Though units can be purchased and upgraded in-between missions, troops are persistent from battle to battle… at least until they’re slain (in which case they’re gone for good). Your armies will be gradually populated with swordsmen, archers, mounted troops, siege weapons, flying creatures, and other types of units. Heroes and regular troops all gain experience, level up, and are granted special perk abilities. While this is great, it’s easy to become attached to units once they’ve gained slick powers and fighting prowess. You’ll quickly find yourself spewing curses and reloading from auto saves when key units perish in battle. Completing maps within a set amount of turns gives you a gold, silver, or bronze victory rating and dishes out cash for you to expand your forces, respectively. Conversely, taking too long or losing too many troops can be catastrophic, since gold is somewhat scarce.
Elven Legacy features brightly colored maps filled with varying terrain types and interesting units. That said, it looks very similar to its predecessor. Zooming in closely shows your armies swarming with numerous troops, while panning back makes each army represented by a single unit avatar. In either case, your forces are nicely animated. At a distance they have a lot of detail, yet they’re not as good-looking close up. Most of the cinematics and cutscenes are done with the in-game engine zoomed-in at maximum. Needless to say, they’re not so hot. The English translation voiceovers are equally deficient. An early preview build of the game featured German dialogue, yet the voice work was quite fitting in tone and cadence to the text. Here, the English voice acting is poorly done and hampers the story interactions as a result.
Turn-based strategy fans will enjoy digging into the game’s dual campaigns, playing around with individual standalone scenarios, and strategizing in hotseat or online multiplayer matches. The streamlined gameplay lets vets focus on battle strategies and clearing maps with the best possible ratings, while less experienced players can wade through the game without being terribly bogged down by having to micromanage lots of minutia. Elven Legacy is by no means an amazing game, but it’s a strong follow-up to Fantasy Wars and not a bad way to spend a rainy afternoon.
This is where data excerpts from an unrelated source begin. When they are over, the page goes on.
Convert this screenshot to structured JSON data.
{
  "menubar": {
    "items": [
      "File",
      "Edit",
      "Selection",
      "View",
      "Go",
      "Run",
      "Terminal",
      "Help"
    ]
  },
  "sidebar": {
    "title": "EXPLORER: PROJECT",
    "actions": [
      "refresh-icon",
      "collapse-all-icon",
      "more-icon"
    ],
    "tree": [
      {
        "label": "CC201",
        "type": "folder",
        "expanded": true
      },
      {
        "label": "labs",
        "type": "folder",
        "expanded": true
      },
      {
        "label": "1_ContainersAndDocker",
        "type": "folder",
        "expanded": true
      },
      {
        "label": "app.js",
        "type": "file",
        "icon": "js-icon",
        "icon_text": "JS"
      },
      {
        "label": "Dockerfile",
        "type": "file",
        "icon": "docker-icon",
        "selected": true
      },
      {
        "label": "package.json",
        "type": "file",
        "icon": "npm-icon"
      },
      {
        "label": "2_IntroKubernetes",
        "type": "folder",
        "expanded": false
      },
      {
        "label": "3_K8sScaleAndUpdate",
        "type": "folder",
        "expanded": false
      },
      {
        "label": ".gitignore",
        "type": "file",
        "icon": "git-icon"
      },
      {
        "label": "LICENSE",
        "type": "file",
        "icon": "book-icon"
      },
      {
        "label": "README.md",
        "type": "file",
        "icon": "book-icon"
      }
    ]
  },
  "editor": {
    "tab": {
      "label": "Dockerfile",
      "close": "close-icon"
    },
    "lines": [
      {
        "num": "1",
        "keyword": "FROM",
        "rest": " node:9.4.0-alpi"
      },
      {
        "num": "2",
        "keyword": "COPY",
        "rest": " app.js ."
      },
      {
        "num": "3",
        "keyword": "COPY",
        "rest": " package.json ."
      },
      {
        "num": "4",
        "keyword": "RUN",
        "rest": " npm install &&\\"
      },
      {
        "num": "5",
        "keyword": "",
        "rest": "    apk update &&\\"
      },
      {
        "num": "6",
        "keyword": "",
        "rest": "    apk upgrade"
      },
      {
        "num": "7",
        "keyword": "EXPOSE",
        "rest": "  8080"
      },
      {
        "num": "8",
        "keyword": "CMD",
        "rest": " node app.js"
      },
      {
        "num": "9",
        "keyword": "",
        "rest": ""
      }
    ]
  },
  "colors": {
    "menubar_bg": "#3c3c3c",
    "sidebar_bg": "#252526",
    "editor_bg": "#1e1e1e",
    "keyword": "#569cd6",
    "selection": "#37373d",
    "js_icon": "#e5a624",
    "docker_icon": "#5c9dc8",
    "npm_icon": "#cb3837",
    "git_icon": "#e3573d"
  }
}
RATING OUT OF 5 RATING DESCRIPTION 3.8 Graphics
Lots of color and interesting characters designs break down a bit on closer inspection. 3.9 Control
Tons of flexibility in the camera angles and an easy-to-grasp interface. 3.0 Music / Sound FX / Voice Acting
Bad voice work brings the story delivery down a few notches. The rest of the audio is good. 3.7 Play Value
Two campaigns, tons of solo maps, and multiplayer options will give turn-based strategy fans a solid amount of content to play through. 3.7 Overall Rating – Good
Not an average. See Rating legend above for a final score breakdown.